Obviously, future prospective and comparative studies with other reference methods for ITM detention are needed to determine the added value of [18F]FDG PET/CT in evaluating ITMs in a clinical setting and to analyze possible associations between ITM number and site with recurrence-free survival (RFS), distant metastasis-free survival (DMFS), and melanoma-specific survival. In 2014, Solivetti et al [37] studied whether US could be replaced or integrated with other techniques, such as [18F]FDG PET/CT and telethermography (TT). All 52 ITMs in 15 patients in their study were detected by HF-US (100%), 24/52 were detected by PET/CT (42.6%), and 15/52 were detected by TT (27.7%). PET/CT reported 3.7% false positives, while no false positives were reported by TT. Our study did not aim to compare different examination techniques; however, we hypothesize that these results may be different in a larger cohort of patients and with the use of new digital PET/CT systems. In our cohort, only 8 out of 287 lesions finally resulted to be false positive (0.96% of cases).

Finally, the impact of [18F]FDG PET/CT should be evaluated considering also the contextual whole-body (re)staging, which is compulsory after ITM detection. Two different retrospective studies on two large cohorts of melanoma patients with ITM (380 German and 11614 Australian patients, respectively) found that lymph node involvement is an important prognostic factor in this cohort [38, 39]. Even if it was not the aim of our study, we reported similar results with a higher favorable outcome in patients with only ITM (34/54) compared to patients with ITM and lymph node metastases (10/14) and patients with ITM and distant metastases (15/32). Also in this context, we expect that further studies will assess the benefit of BSREM reconstruction in the evaluation of the global tumor burden in malignant melanoma. Such would allow for a more accurate assessment of the state of the disease, taking into account the whole-body tumor burden, and its impact on staging and follow-up.

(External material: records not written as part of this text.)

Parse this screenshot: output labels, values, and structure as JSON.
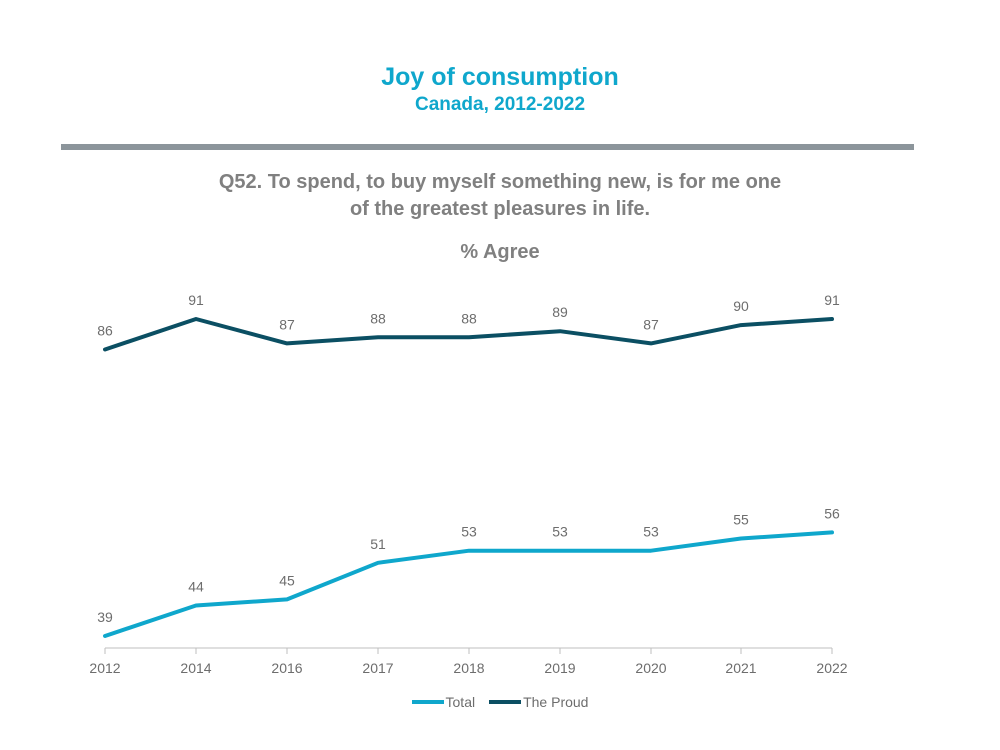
{
  "header": {
    "title": "Joy of consumption",
    "subtitle": "Canada, 2012-2022",
    "question_line1": "Q52. To spend, to buy myself something new, is for me one",
    "question_line2": "of the greatest pleasures in life.",
    "measure": "% Agree"
  },
  "chart_data": {
    "type": "line",
    "title": "Joy of consumption",
    "subtitle": "Canada, 2012-2022",
    "xlabel": "",
    "ylabel": "% Agree",
    "categories": [
      "2012",
      "2014",
      "2016",
      "2017",
      "2018",
      "2019",
      "2020",
      "2021",
      "2022"
    ],
    "ylim": [
      35,
      96
    ],
    "grid": false,
    "legend_position": "bottom",
    "series": [
      {
        "name": "Total",
        "color": "#0fa7cc",
        "values": [
          39,
          44,
          45,
          51,
          53,
          53,
          53,
          55,
          56
        ]
      },
      {
        "name": "The Proud",
        "color": "#0b4f63",
        "values": [
          86,
          91,
          87,
          88,
          88,
          89,
          87,
          90,
          91
        ]
      }
    ]
  }
}
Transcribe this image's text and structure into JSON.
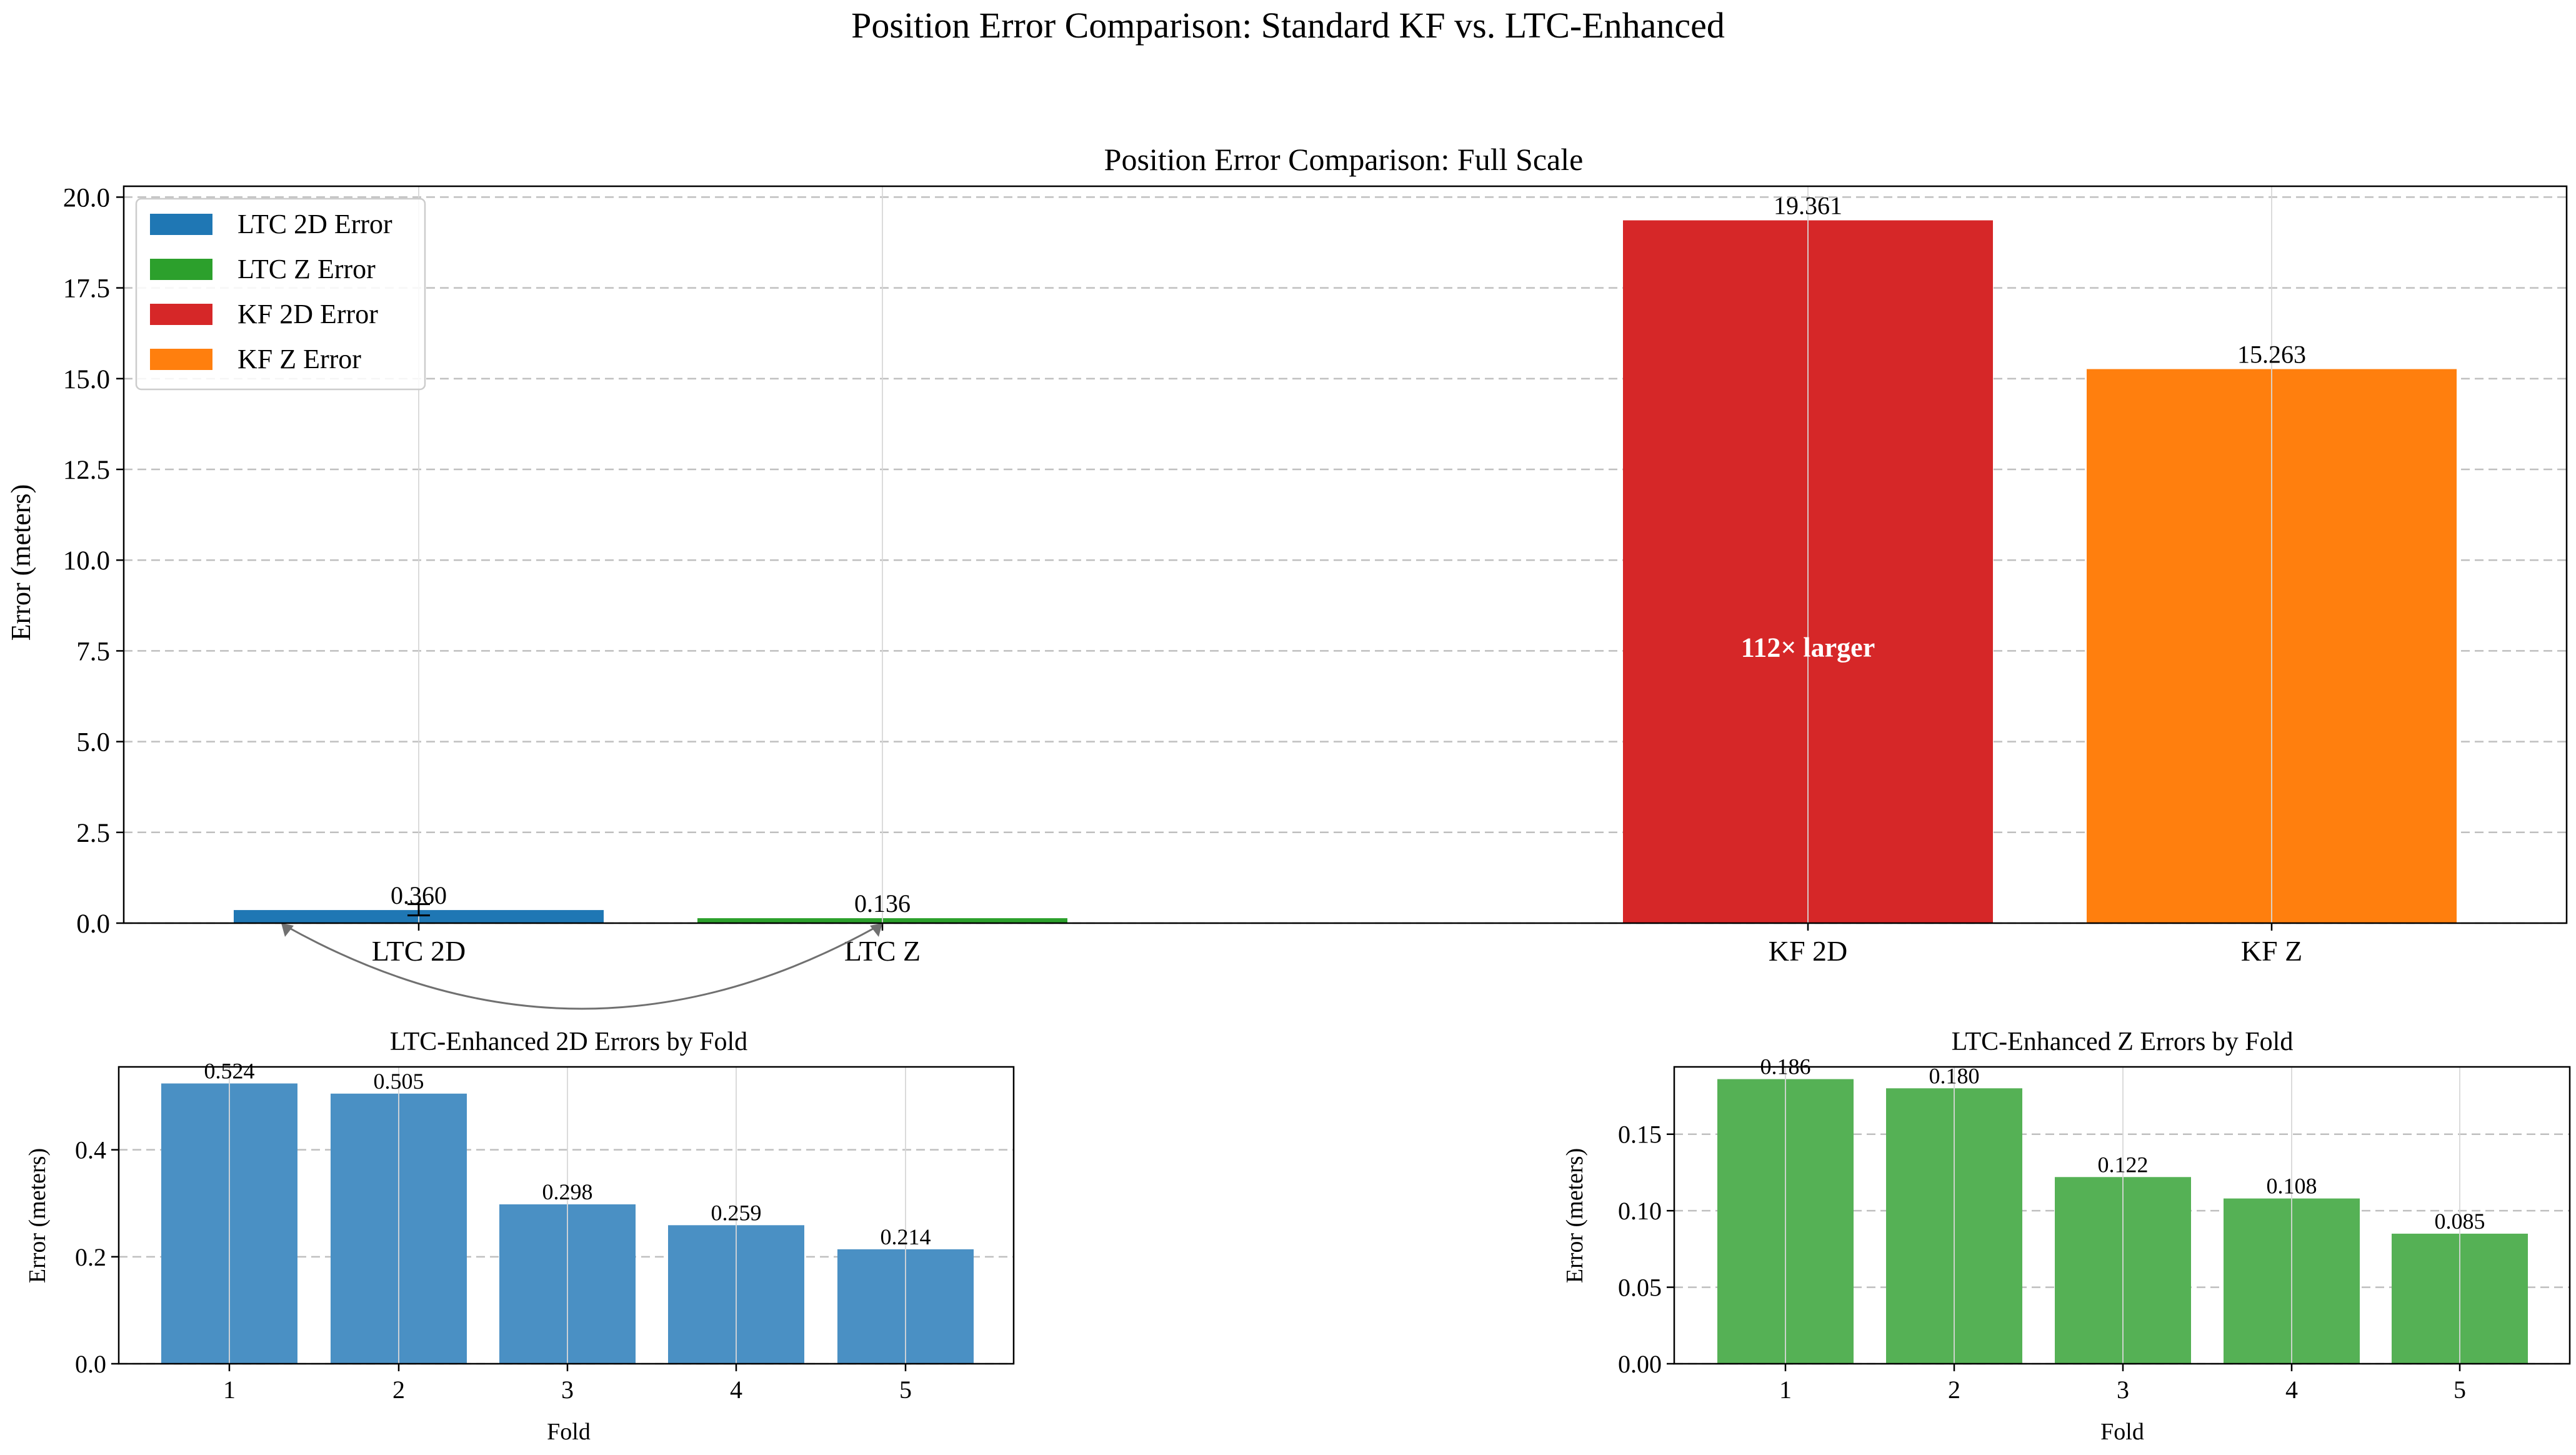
{
  "figure": {
    "title": "Position Error Comparison: Standard KF vs. LTC-Enhanced"
  },
  "chart_data": [
    {
      "type": "bar",
      "title": "Position Error Comparison: Full Scale",
      "xlabel": "",
      "ylabel": "Error (meters)",
      "categories": [
        "LTC 2D",
        "LTC Z",
        "KF 2D",
        "KF Z"
      ],
      "values": [
        0.36,
        0.136,
        19.361,
        15.263
      ],
      "value_labels": [
        "0.360",
        "0.136",
        "19.361",
        "15.263"
      ],
      "colors": [
        "#1f77b4",
        "#2ca02c",
        "#d62728",
        "#ff7f0e"
      ],
      "error_bar": {
        "category": "LTC 2D",
        "value": 0.36,
        "lower": 0.214,
        "upper": 0.524
      },
      "ylim": [
        0,
        20.3
      ],
      "yticks": [
        0.0,
        2.5,
        5.0,
        7.5,
        10.0,
        12.5,
        15.0,
        17.5,
        20.0
      ],
      "ytick_labels": [
        "0.0",
        "2.5",
        "5.0",
        "7.5",
        "10.0",
        "12.5",
        "15.0",
        "17.5",
        "20.0"
      ],
      "legend": {
        "position": "top-left",
        "entries": [
          {
            "label": "LTC 2D Error",
            "color": "#1f77b4"
          },
          {
            "label": "LTC Z Error",
            "color": "#2ca02c"
          },
          {
            "label": "KF 2D Error",
            "color": "#d62728"
          },
          {
            "label": "KF Z Error",
            "color": "#ff7f0e"
          }
        ]
      },
      "annotation": {
        "text": "112× larger",
        "category": "KF 2D",
        "y": 7.6
      },
      "grid": true
    },
    {
      "type": "bar",
      "title": "LTC-Enhanced 2D Errors by Fold",
      "xlabel": "Fold",
      "ylabel": "Error (meters)",
      "categories": [
        "1",
        "2",
        "3",
        "4",
        "5"
      ],
      "values": [
        0.524,
        0.505,
        0.298,
        0.259,
        0.214
      ],
      "value_labels": [
        "0.524",
        "0.505",
        "0.298",
        "0.259",
        "0.214"
      ],
      "color": "#4a90c4",
      "ylim": [
        0,
        0.555
      ],
      "yticks": [
        0.0,
        0.2,
        0.4
      ],
      "ytick_labels": [
        "0.0",
        "0.2",
        "0.4"
      ],
      "grid": true
    },
    {
      "type": "bar",
      "title": "LTC-Enhanced Z Errors by Fold",
      "xlabel": "Fold",
      "ylabel": "Error (meters)",
      "categories": [
        "1",
        "2",
        "3",
        "4",
        "5"
      ],
      "values": [
        0.186,
        0.18,
        0.122,
        0.108,
        0.085
      ],
      "value_labels": [
        "0.186",
        "0.180",
        "0.122",
        "0.108",
        "0.085"
      ],
      "color": "#55b155",
      "ylim": [
        0,
        0.194
      ],
      "yticks": [
        0.0,
        0.05,
        0.1,
        0.15
      ],
      "ytick_labels": [
        "0.00",
        "0.05",
        "0.10",
        "0.15"
      ],
      "grid": true
    }
  ]
}
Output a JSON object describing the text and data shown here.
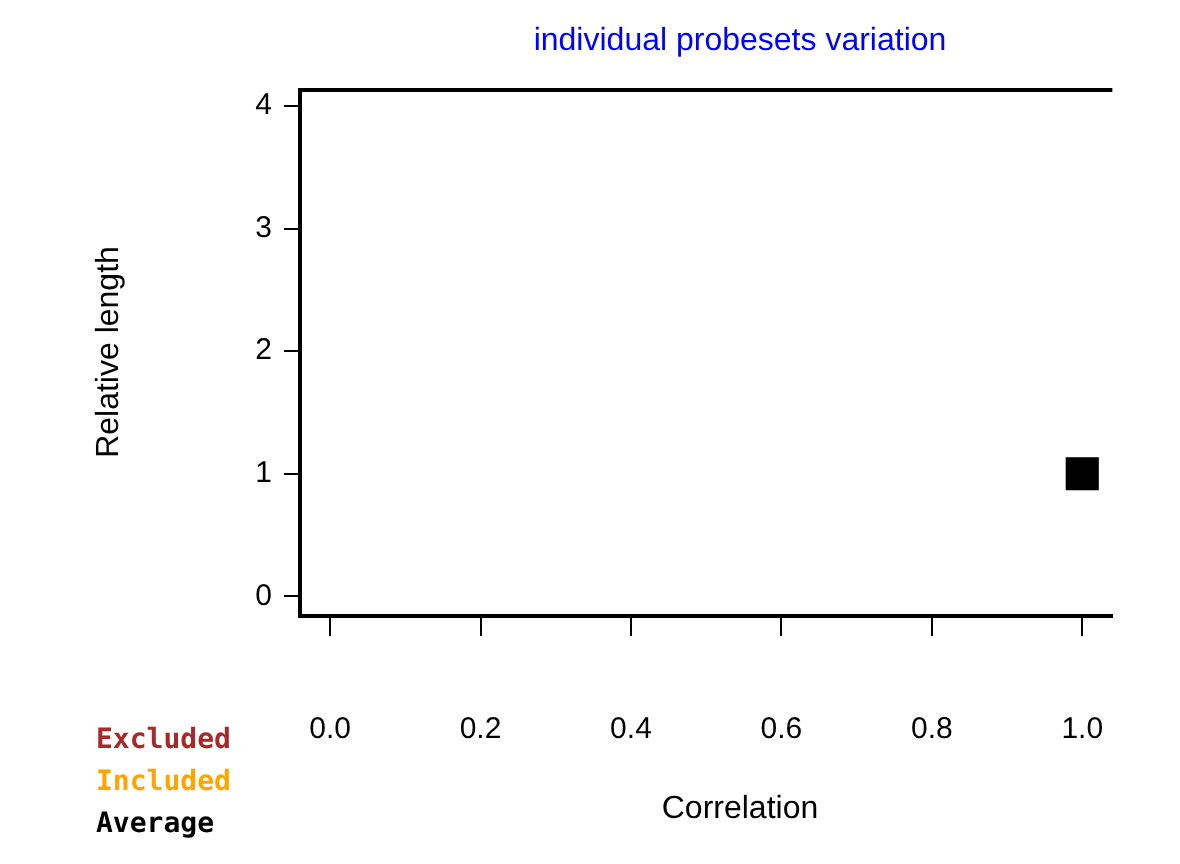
{
  "chart_data": {
    "type": "scatter",
    "title": "individual probesets   variation",
    "xlabel": "Correlation",
    "ylabel": "Relative length",
    "xlim": [
      -0.04,
      1.04
    ],
    "ylim": [
      -0.16,
      4.13
    ],
    "xticks": [
      {
        "value": 0,
        "label": "0.0"
      },
      {
        "value": 0.2,
        "label": "0.2"
      },
      {
        "value": 0.4,
        "label": "0.4"
      },
      {
        "value": 0.6,
        "label": "0.6"
      },
      {
        "value": 0.8,
        "label": "0.8"
      },
      {
        "value": 1,
        "label": "1.0"
      }
    ],
    "yticks": [
      0,
      1,
      2,
      3,
      4
    ],
    "grid": false,
    "legend": "bottom left",
    "marker": "square",
    "series": [
      {
        "name": "Excluded",
        "color": "#a52a2a"
      },
      {
        "name": "Included",
        "color": "#ffa500"
      },
      {
        "name": "Average",
        "color": "#000000",
        "x": [
          1
        ],
        "values": [
          1
        ]
      }
    ]
  }
}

Our study is not exempt from limitations. First, although readers were blinded to the type of reconstruction used, an experienced reader may recognize the actual algorithm used based on the reconstructed images. Second, not all ITMs were proven by histology. However, all lesions were located in the subcutaneous adipose tissue between the primary tumor site and the regional nodal basin, which is suggestive for ITM, and lesions were also suspected to represent ITM on ultrasound. It is known that rarely also ectopic lymph nodes may exist in the subcutaneous adipose tissue. Hence, some of the “ITMs” could actually have represented lymph node metastases, which in turn even would have led to an upstaging of patients. Notably, lesions suspicious for ITM were not detected in anatomical regions other than the one that harbored the primary tumor in our cohort. Since PET/CT intrinsically represents a standard of reference for ITM detection, we cannot comment on false-negative lesions. However, reporting diagnostic accuracy of PET was also not the thrust of our study, and such would require a comparison with ultrasound in order to make sense. Of note, in our cohort, no additional ITMs were detected with ultrasound besides the ones detected with PET. Third, the exclusion of melanoma patients scanned with analog PET/CT may have reduced the possibility to give epidemiology information about ITM frequency related to the entire patient population with malignant melanoma.

Conclusion

The detection of in-transit metastases in [18F]FDG PET/CT has significantly impacted by the use of BSREM reconstruction. BSREM detects significantly more (+39%) in-transit metastases than OSEM, with a significant difference (all p < 0.001) in ITM SUVmax (+76.5%), TBR (+77.7%), and MTV (- 49.5%) compared to OSEM.